PUBLIC protector Thuli Madonsela and embattled Independent Electoral Commission (IEC) boss Pansy Tlakula could be summoned to a special parliamentary committee that has been established to consider the Madonsela's findings against Tlakula.
Parliament has adopted a resolution that allows it to constitute a multiparty ad hoc committee to decide what action should be taken against Tlakula. Also, the committee has the authority to subpoena.
In an investigative report last month, Madonsela found Tlakula guilty of improper conduct and maladministration for her role in the IEC's procurement of its Riverside office building in Centurion from a company belonging to ANC MP Thaba Mufamadi.
Tlakula had an undeclared business relationship with Mufamadi, Madonsela found.
Tlakula denied any wrongdoing. Madonsela has recommended that parliament take action against Tlakula because of her unique position as head of a Chapter 9 institution.

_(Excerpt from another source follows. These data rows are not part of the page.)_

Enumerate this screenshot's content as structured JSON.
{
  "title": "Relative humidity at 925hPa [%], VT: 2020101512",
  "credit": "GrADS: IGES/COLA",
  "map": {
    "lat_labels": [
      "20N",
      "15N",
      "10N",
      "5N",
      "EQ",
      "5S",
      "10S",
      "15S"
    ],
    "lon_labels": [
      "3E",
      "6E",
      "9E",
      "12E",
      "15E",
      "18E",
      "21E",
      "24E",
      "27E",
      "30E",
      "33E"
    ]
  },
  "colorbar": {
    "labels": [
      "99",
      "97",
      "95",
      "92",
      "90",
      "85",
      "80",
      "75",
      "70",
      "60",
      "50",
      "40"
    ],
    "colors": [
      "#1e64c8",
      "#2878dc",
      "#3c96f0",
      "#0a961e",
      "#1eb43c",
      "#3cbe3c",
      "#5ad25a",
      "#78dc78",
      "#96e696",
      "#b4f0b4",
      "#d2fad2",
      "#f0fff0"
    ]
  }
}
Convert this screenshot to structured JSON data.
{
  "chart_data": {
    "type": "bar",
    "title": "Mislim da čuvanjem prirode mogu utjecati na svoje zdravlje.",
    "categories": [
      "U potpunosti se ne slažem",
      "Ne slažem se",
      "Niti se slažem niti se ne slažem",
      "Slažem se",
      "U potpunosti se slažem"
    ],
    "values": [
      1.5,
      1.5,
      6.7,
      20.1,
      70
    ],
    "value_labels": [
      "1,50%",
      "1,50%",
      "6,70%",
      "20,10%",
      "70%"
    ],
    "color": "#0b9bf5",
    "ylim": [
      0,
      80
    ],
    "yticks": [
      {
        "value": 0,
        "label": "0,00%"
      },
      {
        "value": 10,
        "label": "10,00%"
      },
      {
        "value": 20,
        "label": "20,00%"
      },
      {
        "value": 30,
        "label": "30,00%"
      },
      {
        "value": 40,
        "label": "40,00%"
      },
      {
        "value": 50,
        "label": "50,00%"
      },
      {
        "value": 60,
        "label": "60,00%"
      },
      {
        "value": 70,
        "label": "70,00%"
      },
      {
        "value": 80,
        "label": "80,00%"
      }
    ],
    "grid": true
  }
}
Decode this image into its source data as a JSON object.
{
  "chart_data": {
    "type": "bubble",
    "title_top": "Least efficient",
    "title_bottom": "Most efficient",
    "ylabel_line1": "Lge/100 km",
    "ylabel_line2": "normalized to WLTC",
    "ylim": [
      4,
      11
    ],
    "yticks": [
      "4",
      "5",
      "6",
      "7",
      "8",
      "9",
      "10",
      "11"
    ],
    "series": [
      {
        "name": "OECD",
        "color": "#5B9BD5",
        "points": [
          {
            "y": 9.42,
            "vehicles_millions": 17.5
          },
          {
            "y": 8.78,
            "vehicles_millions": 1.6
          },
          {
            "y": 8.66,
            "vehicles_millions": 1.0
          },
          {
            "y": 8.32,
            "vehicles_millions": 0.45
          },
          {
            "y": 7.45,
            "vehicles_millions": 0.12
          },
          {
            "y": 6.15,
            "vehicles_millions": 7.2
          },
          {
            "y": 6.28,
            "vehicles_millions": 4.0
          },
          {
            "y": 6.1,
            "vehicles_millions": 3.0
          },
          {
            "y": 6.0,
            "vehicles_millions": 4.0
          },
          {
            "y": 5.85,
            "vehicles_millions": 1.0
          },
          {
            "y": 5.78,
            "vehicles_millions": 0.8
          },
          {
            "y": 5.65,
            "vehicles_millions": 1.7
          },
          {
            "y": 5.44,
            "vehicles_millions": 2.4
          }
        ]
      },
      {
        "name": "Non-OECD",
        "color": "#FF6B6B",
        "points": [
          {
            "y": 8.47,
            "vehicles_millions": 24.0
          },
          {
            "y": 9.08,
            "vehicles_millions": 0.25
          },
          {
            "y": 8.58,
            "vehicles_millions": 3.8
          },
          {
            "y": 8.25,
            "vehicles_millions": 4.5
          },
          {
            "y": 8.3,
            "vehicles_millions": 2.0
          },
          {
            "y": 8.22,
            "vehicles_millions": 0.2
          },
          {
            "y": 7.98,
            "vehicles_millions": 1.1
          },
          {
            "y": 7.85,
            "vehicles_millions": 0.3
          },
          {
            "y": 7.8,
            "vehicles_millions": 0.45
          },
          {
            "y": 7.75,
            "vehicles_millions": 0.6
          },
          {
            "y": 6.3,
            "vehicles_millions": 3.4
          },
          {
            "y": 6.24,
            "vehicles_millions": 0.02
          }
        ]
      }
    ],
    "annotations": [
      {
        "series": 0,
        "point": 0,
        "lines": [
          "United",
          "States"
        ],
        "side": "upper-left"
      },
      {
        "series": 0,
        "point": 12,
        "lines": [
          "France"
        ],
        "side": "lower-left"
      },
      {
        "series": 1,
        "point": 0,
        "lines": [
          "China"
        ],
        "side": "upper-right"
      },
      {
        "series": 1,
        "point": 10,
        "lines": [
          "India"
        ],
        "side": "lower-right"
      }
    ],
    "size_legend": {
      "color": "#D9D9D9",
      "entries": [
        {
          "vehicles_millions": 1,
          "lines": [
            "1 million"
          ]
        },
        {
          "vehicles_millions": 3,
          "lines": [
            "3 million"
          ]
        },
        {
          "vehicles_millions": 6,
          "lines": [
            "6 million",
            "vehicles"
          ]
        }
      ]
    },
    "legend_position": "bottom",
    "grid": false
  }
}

ANC chief whip Stone Sizani yesterday said the ad hoc committee had been given permission to exercise its powers, in terms of Rule 138 of the National Assembly, which would allow it to take steps it deemed necessary to fulfil its mandate, including summoning any person to give evidence before it.
Sizani could not confirm nor deny whether Madonsela and Tlakula would be called before the committee.
"It depends on them [ad hoc committee members]; they will sit and consider the issues."
Senior ANC MP Luwellyn Landers was elected chairman of the ad hoc committee.
Landers is also the chairman of the justice portfolio committee, which has had two public spats with Madonsela this year.
Sizani insisted this would not compromise Landers's impartiality, saying: "I know for a fact that honourable Landers is a very fair and loyal MP.
"All our members deployed in this committee are under strict instructions to be fair, and there is no way you can expect ... Landers to prejudge ..."
Other senior ANC MPs deployed to the committee include former deputy justice minister Johnny de Lange, public service committee chairwoman Joyce Moloi-Moropa, Maggie Maunye, Advocate Andre Guam, Lindelwa Dunjwa and Buti Manamela.
Meanwhile, deputy auditor-general Kimi Makwetu has been endorsed "as the most suitable" candidate to replace Terence Nombembe.
Nombembe's non-renewable seven-year contract expires at the end of November.
Makwetu, a chartered accountant who joined the A-G's office in 2007, defeated MTN executive Lily Zondo following a selection process during which four other candidates were interviewed.
Parliament's recommendation to appoint Makwetu will be sent to the president.